“Because it was him or you.” Shawn took two running steps, then leaped over the counter, landing in a crouch next to the body, his duster sending waves through the puddle spreading across the floor.
“What was he going to do?” Gus said. “Throw the bottle at me?”
“Worse. He was going to give it to you.” Shawn pulled the bottle of Glen Graggenlogan from the shopkeeper’s cold, dead hands and looked it over carefully. Then he pulled out the cork and turned it upside down. There was a rattle of metal on glass, and a small olive-colored device fell into Shawn’s hand.
“What is that?” Gus said.
“Doesn’t matter what it is now. What matters is what it would be if you walked out the door with it,” Shawn said.
“And what is that?”
“The ultimate theft-protection device,” Shawn said. He jumped back over the counter, opened the door, and tossed the device out onto the street. The thing bounced twice on the asphalt and then exploded into a fireball that took out two cars and the area’s last remaining pay phone.
It took a few seconds for Gus’ ears to stop ringing.
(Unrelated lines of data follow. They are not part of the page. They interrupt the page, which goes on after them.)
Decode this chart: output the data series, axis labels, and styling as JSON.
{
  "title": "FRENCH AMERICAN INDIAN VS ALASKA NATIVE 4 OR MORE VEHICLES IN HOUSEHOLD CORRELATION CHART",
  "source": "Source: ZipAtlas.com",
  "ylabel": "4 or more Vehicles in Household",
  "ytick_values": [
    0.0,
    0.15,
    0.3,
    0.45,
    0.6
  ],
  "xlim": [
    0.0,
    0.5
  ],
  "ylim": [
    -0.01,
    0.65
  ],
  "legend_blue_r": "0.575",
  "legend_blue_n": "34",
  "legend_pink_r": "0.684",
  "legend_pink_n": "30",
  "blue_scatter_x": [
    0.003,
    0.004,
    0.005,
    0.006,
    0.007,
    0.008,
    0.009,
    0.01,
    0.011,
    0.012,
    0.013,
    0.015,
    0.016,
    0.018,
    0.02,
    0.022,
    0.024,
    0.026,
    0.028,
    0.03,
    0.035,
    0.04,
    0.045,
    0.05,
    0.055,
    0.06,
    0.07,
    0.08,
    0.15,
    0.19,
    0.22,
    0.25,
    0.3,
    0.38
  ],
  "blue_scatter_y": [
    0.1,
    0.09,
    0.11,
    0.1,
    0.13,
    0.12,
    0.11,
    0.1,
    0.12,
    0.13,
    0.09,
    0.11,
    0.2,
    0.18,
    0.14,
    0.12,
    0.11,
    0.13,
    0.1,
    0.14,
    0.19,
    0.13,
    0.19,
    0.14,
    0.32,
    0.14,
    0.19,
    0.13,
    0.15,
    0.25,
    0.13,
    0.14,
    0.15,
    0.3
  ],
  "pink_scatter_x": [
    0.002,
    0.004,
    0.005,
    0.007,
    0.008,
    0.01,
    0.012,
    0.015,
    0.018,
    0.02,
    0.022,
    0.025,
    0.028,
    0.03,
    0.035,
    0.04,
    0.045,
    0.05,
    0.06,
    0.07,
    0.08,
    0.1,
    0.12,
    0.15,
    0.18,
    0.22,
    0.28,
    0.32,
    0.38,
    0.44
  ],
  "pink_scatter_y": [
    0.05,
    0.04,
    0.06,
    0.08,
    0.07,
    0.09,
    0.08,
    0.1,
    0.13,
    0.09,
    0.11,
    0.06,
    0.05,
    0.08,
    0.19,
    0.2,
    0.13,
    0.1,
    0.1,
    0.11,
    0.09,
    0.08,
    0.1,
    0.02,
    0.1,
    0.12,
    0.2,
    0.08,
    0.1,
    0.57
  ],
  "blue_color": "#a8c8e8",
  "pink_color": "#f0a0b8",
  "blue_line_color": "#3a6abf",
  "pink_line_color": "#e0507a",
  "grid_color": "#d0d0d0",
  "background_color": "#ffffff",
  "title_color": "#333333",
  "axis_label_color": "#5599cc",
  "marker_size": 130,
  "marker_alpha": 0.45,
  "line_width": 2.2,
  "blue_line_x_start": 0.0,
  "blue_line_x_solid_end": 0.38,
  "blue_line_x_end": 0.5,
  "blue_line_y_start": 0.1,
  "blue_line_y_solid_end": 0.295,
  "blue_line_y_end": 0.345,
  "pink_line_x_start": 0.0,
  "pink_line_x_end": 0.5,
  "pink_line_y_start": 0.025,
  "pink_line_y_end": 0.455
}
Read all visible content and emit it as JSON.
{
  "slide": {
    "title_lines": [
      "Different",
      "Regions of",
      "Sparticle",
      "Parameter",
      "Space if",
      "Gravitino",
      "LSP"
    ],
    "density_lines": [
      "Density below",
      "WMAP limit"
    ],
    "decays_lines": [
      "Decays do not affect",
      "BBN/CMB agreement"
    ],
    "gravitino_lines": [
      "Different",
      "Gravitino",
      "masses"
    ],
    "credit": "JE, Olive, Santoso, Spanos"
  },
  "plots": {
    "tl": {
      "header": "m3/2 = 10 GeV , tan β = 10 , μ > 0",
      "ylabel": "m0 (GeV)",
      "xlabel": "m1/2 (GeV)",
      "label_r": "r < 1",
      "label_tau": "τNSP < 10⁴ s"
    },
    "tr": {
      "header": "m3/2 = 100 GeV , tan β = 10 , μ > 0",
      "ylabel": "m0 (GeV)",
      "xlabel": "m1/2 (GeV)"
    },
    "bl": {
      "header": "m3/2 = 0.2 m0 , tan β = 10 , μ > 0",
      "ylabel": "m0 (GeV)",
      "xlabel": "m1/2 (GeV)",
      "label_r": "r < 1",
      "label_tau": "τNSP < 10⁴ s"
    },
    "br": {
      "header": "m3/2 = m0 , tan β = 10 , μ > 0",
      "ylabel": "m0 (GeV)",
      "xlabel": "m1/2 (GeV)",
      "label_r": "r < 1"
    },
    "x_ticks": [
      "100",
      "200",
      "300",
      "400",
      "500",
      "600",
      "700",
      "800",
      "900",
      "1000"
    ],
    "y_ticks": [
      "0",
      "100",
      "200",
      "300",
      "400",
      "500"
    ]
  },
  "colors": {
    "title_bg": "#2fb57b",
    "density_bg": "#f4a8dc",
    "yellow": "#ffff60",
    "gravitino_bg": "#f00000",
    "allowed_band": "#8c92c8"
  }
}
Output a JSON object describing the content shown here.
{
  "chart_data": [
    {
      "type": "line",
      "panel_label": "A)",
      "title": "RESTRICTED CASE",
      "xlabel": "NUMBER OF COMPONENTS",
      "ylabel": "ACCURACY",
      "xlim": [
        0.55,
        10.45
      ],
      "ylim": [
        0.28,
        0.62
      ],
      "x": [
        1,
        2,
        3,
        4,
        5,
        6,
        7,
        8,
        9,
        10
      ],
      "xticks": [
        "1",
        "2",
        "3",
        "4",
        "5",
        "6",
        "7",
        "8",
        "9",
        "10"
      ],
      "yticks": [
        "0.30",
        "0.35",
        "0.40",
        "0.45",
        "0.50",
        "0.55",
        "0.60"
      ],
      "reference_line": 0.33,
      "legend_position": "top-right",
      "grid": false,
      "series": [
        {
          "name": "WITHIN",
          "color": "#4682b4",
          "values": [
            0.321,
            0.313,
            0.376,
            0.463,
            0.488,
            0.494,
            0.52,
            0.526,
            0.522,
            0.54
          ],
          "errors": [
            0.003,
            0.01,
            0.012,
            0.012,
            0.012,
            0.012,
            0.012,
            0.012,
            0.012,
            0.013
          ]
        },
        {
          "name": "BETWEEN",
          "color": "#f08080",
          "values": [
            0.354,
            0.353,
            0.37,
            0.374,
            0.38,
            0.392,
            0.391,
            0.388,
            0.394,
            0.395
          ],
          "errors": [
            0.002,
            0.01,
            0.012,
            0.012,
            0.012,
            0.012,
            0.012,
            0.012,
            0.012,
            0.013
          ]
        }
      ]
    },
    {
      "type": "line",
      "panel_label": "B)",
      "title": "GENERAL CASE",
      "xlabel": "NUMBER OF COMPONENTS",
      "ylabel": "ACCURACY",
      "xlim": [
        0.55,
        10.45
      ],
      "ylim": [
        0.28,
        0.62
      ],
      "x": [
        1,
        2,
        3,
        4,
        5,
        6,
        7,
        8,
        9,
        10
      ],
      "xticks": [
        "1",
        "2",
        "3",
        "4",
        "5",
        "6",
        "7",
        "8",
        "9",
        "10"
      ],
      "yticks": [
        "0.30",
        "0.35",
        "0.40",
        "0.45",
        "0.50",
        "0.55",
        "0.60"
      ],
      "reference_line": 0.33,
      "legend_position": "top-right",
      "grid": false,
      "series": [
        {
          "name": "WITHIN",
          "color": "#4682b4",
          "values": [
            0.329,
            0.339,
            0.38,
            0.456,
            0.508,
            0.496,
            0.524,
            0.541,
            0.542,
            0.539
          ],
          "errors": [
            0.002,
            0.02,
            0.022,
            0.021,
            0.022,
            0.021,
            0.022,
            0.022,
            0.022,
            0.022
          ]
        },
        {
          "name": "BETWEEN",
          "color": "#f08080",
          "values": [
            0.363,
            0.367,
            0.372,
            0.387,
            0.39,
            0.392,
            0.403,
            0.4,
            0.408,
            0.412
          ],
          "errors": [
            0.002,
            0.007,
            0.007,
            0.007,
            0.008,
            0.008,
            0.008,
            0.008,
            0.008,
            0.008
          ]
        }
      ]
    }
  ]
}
He spent the time staring at the crater in the center of the road and trying to figure out how far his body parts might be separated by now if Shawn hadn’t stopped him from taking the bottle.
“I thought that was the thing I was supposed to bring Morton,” Gus said finally.
“Apparently you were supposed to think that.”
Gus looked around the liquor store in despair. “So what is the object?” he said. “What is it we’re supposed to collect here? Because I haven’t seen it.”
“That’s where you’re wrong,” Shawn said. “You were staring at it all along.”
“I wasn’t staring at anything all along,” Gus said, then realized he wasn’t completely right. “Except…”
Shawn nodded. “Except.” He jumped back over the counter and fished around under it in the area the old man had kept his hand, then came up with a machete.